Population studies estimate that patients who have episodic migraine transition to chronic migraine at a rate of about 2.5% per year.

CM is a devastating disorder associated to severe disability. Patients with CM frequently overuse symptomatic medications in the attempt to control their disease, which adds up to the high costs associated to the disorder In this frame, it seems of the outmost importance to strive at preventing the transition from EM to CM.

At the moment Onabotulinum toxin A (BoNT-A) represents the only drug specifically approved for CM prophylaxis.

The aim of the present study was to evaluate the efficacy of BoNT-A in reducing the number of migraine days in a population of migraineurs with a high frequency of migraine attacks over a 12-month period.

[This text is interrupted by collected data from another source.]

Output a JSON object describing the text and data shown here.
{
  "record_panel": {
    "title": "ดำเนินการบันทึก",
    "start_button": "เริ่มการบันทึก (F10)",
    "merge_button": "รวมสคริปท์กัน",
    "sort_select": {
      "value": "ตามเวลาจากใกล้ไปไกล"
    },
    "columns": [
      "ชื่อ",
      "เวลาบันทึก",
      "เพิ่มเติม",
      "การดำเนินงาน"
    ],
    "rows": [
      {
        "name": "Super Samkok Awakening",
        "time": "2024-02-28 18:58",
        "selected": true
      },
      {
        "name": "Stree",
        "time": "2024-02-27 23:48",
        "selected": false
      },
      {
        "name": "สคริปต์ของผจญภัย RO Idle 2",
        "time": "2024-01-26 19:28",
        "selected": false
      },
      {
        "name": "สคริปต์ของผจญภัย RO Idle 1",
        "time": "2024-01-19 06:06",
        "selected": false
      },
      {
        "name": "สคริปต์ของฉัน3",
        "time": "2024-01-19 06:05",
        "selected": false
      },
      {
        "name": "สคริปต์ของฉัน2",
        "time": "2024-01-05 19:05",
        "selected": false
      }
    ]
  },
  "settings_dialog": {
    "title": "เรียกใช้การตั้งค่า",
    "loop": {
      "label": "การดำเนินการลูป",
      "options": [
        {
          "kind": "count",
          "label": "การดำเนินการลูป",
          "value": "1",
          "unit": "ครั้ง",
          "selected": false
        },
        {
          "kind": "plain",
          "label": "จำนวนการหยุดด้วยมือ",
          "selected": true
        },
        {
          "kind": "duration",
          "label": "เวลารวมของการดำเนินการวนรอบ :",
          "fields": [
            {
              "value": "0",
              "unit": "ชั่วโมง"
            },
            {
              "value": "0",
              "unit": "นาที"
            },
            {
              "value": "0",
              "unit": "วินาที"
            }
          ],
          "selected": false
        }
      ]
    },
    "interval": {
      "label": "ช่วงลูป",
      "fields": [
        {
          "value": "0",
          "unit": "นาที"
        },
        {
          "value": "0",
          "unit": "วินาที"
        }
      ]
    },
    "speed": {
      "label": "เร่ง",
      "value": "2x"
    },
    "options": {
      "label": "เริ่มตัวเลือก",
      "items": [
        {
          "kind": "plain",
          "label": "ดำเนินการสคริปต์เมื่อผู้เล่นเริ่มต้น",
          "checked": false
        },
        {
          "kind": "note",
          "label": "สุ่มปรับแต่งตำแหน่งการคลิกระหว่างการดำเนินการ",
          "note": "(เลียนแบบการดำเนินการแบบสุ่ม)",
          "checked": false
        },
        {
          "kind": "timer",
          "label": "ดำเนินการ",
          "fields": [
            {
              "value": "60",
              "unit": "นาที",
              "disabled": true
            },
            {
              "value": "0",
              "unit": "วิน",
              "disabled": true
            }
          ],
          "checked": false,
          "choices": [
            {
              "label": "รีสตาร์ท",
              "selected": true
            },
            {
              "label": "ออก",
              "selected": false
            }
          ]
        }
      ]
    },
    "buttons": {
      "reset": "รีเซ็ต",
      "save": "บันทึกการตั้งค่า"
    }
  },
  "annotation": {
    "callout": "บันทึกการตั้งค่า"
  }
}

Clinical Trial Description

Episodic migraine (EM) is a common type of disabling headache that affects up to 15% of the general population. In a minority of patients, migraine progressively increase in frequency, until it becomes chronic. According to the criteria of the International Headache Society chronic migraine (CM) is characterized by a headache that is present on at least 15 days per month over at least three months period, with migraine characteristics on at least 8 days/month. Population studies estimate that patients who have episodic migraine transition to chronic migraine at a rate of about 2.5% per year.

CM is a devastating disorder associated to severe disability. Patients with CM frequently overuse symptomatic medications in the attempt to control their disease, which adds up to the high costs associated to the disorder In this frame, it seems of the outmost importance to strive at preventing the transition from EM to CM.

Transition to CM rarely is a rapid phenomenon. Most often it occurs over several months or years during which the frequency of attacks progressively increases as does the intake of acute medications. High monthly headache frequency is a risk factor for the progression of episodic migraine to chronic migraine. Compelling evidence from clinical and pre-clinical studies suggests that the transformation into CM is associated to, and probably brought about by, plastic changes in the peripheral and central nervous system induced by the repetitive occurrence of pain attacks. These changes configure a condition of chronic sensitization, usually associated to a reduced response to treatments.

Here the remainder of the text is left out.